I am not a confident cook, although I am leaps and bounds ahead of where I was just a few years ago. Part of the problem is that I started cooking so late in life, and part of the problem is my type-A personality, which causes me to panic and hyperventilate at the thought of not following a recipe exactly. Kitchen improvisation is not my strong suit.Meatloaf Meatballs with Tomato Glaze. I managed to photograph ONE before they were gone.
The Smitten Kitchen is a cookbook written by home cook/blogger Deb Perelman, who developed all of her recipes in a teeny-tiny New York City kitchen. Her writing is warm and inviting, lightly self-deprecating, and full of stories about her own recipe substitution hits and misses. Perelman's stories have given me (or at least encouraged) a certain level of confidence in myself I didn't possess before.
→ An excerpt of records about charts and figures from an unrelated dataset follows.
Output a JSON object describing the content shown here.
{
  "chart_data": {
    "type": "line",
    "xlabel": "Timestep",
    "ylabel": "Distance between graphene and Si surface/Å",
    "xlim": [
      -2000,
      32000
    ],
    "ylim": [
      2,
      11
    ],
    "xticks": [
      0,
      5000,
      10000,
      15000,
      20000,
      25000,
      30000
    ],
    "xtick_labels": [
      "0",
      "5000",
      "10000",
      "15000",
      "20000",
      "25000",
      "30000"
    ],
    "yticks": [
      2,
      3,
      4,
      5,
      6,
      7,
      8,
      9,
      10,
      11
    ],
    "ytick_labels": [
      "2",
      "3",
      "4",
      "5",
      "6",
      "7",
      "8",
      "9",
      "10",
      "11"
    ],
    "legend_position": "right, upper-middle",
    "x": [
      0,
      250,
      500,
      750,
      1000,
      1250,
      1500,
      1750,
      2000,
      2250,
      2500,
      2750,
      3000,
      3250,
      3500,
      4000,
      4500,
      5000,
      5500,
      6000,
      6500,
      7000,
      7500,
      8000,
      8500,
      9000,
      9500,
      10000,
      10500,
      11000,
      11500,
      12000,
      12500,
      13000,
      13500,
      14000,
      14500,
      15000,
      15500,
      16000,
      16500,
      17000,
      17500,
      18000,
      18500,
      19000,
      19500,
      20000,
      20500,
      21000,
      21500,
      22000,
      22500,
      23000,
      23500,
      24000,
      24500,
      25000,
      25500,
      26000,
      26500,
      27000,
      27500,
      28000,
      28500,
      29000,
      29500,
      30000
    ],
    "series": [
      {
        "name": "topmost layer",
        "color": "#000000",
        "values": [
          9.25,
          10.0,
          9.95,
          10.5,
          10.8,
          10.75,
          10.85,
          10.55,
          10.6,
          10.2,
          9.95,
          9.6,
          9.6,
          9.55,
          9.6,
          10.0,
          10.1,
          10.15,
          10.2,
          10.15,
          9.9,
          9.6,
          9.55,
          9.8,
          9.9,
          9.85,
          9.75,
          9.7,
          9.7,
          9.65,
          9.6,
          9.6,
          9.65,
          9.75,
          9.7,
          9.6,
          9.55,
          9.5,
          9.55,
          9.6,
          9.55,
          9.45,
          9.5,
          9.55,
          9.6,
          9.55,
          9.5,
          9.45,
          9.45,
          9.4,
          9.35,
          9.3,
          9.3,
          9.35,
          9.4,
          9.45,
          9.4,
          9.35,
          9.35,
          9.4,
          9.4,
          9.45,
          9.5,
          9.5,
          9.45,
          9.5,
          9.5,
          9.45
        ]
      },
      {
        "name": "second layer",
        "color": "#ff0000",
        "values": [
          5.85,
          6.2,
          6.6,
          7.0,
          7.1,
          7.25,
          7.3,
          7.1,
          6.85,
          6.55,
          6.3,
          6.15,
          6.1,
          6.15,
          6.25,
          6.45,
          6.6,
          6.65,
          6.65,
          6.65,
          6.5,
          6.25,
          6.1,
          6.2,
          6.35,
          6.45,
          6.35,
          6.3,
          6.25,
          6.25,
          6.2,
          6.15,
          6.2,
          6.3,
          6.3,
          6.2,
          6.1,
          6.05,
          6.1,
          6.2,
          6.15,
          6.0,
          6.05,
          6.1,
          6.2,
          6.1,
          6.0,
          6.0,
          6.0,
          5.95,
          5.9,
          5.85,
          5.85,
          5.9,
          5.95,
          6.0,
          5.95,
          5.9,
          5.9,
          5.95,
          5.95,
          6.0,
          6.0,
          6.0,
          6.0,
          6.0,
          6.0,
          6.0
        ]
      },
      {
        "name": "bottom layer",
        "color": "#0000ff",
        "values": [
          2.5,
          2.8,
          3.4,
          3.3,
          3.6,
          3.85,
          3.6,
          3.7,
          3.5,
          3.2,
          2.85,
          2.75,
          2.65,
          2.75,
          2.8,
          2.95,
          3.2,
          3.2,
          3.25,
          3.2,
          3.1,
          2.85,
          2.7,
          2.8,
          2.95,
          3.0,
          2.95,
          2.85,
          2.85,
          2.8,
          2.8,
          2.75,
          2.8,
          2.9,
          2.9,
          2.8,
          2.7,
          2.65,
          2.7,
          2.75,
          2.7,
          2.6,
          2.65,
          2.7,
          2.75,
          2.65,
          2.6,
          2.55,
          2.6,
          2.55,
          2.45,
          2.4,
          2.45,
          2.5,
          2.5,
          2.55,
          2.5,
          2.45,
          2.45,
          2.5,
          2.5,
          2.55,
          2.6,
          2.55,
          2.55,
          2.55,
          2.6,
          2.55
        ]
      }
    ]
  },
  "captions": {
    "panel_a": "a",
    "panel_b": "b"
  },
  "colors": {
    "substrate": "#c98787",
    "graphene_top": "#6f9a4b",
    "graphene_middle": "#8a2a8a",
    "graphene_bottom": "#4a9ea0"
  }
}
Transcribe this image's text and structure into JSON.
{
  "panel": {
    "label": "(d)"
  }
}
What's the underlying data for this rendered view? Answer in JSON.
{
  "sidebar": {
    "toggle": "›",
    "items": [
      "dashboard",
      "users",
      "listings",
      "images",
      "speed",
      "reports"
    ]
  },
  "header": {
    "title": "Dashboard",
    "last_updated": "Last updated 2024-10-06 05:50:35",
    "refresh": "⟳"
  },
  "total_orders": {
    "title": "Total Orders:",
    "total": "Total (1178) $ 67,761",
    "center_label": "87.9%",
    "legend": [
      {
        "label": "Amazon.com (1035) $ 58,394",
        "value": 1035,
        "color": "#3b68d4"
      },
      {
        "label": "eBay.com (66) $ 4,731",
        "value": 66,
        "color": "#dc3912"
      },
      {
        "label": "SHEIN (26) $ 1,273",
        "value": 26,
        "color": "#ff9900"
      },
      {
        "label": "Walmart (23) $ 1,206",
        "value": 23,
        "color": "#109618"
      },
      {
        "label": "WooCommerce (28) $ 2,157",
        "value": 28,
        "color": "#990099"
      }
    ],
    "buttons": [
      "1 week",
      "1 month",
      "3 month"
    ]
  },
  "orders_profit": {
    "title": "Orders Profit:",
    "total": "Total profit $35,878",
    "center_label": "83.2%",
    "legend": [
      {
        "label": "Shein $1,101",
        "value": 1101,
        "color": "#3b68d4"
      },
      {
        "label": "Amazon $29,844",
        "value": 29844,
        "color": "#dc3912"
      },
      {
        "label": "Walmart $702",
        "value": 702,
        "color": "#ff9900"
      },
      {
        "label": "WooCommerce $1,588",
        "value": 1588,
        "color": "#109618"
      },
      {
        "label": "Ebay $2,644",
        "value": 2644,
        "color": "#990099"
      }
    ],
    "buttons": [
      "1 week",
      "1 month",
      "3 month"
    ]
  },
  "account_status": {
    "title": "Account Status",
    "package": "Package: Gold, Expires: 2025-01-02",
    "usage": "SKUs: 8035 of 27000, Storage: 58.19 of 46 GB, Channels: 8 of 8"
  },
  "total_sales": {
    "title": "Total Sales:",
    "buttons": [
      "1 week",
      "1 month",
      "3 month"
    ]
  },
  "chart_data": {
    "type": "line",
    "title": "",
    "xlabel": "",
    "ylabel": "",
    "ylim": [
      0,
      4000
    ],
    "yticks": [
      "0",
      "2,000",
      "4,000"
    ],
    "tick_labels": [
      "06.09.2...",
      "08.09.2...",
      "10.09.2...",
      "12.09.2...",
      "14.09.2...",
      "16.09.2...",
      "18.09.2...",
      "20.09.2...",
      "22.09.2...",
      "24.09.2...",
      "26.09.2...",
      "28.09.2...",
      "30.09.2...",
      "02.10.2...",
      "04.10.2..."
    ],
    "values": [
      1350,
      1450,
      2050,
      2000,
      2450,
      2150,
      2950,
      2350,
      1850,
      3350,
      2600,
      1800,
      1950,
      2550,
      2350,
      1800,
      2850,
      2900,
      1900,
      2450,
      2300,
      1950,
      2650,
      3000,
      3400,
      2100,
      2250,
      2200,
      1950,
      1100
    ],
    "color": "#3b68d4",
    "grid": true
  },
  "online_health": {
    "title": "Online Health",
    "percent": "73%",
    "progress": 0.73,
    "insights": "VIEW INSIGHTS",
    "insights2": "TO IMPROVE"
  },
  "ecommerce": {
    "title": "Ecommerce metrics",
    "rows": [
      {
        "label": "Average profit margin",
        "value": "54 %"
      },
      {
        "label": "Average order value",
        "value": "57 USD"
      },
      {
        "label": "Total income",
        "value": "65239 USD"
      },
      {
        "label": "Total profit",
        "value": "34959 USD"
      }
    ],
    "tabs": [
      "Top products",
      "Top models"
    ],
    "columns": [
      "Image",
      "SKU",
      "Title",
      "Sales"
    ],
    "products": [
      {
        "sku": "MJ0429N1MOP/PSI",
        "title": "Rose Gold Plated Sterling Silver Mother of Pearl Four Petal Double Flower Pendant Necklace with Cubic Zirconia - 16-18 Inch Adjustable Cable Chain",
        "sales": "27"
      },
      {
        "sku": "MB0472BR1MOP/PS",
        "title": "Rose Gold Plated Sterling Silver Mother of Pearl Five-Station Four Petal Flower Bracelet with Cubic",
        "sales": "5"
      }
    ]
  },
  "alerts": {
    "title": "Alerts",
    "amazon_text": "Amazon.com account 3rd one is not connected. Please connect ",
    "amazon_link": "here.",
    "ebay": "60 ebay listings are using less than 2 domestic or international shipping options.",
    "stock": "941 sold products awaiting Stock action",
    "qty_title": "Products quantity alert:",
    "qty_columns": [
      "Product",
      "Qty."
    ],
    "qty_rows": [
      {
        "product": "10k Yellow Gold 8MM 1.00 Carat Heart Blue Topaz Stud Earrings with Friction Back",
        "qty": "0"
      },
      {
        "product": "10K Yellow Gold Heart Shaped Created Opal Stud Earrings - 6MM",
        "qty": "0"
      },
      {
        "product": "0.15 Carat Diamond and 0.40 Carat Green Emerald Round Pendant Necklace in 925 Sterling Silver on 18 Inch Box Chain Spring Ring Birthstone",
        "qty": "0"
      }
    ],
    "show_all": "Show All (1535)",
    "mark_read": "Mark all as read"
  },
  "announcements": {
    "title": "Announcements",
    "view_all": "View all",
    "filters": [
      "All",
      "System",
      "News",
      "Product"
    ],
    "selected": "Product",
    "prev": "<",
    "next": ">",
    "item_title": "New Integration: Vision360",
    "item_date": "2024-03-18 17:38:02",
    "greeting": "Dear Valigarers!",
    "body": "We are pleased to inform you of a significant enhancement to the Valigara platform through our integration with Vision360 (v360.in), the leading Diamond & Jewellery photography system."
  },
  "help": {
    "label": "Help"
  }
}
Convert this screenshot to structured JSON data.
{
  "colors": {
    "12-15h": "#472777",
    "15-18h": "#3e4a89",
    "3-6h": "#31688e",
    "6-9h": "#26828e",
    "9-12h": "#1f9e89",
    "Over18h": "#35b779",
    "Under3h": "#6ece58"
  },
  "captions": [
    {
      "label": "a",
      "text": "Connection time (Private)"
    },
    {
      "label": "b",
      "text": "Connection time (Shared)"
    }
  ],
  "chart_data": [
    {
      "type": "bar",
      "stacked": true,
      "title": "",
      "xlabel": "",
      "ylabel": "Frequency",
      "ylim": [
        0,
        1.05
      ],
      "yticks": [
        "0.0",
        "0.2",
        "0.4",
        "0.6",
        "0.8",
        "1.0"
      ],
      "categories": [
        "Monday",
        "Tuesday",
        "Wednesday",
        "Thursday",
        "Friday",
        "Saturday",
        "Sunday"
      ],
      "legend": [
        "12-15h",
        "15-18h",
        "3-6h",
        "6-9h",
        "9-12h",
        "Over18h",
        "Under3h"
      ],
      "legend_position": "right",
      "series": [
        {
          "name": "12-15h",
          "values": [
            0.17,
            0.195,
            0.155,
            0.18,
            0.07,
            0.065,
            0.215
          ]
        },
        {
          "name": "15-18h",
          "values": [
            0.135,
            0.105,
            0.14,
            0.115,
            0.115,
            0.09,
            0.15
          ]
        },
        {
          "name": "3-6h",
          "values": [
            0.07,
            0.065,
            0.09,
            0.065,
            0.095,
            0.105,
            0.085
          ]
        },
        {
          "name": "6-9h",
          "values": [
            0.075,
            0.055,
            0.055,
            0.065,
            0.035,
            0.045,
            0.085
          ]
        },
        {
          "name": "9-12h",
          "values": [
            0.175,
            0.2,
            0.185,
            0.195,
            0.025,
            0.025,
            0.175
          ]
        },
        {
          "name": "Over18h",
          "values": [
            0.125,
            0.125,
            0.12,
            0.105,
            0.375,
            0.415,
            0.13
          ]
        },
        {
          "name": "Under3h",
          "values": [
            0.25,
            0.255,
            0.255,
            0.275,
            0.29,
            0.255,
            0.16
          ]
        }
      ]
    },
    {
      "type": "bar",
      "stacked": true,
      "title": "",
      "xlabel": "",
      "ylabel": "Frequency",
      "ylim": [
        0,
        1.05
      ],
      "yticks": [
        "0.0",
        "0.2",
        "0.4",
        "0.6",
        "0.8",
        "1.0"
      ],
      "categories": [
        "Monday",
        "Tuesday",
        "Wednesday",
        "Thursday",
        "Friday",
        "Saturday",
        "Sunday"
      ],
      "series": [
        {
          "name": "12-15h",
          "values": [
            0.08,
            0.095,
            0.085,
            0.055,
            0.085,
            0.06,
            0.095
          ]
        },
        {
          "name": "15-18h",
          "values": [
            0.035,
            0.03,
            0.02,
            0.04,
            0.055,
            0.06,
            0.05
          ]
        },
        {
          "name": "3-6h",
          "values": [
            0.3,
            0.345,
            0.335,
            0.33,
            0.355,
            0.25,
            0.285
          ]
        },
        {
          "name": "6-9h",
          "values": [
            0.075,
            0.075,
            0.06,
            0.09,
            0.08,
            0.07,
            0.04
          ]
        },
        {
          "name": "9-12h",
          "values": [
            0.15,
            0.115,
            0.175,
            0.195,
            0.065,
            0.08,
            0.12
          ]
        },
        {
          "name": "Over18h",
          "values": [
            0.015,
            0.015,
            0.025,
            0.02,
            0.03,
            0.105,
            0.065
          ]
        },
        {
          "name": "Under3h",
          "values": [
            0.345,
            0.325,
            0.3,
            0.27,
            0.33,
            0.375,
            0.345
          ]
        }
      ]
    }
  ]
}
It doesn't hurt that so many of her recipes include ingredients we regularly keep on hand, and that she includes common substitutions in the footnotes.
The chapters include: Breakfast, Salads, Sandwiches/Tarts/Pizzas, Main Dish (Vegetarian & Meat Eaters), Sweets (cookies, pies, etc.), and Party Snacks & Drinks. Her recipes are set up in paragraph form rather than bullet points, which some Amazon reviewers didn't like but I didn't mind at all. What I really love about the book, though, are the chapters on measurements (including a conversion guide, HOLLA!), her tips, and her assessment on stocking a kitchen with gear and gadgets. She works in a small space, so her choices and reasoning are interesting -- even if you have room for a zillion appliances, it's still very informative.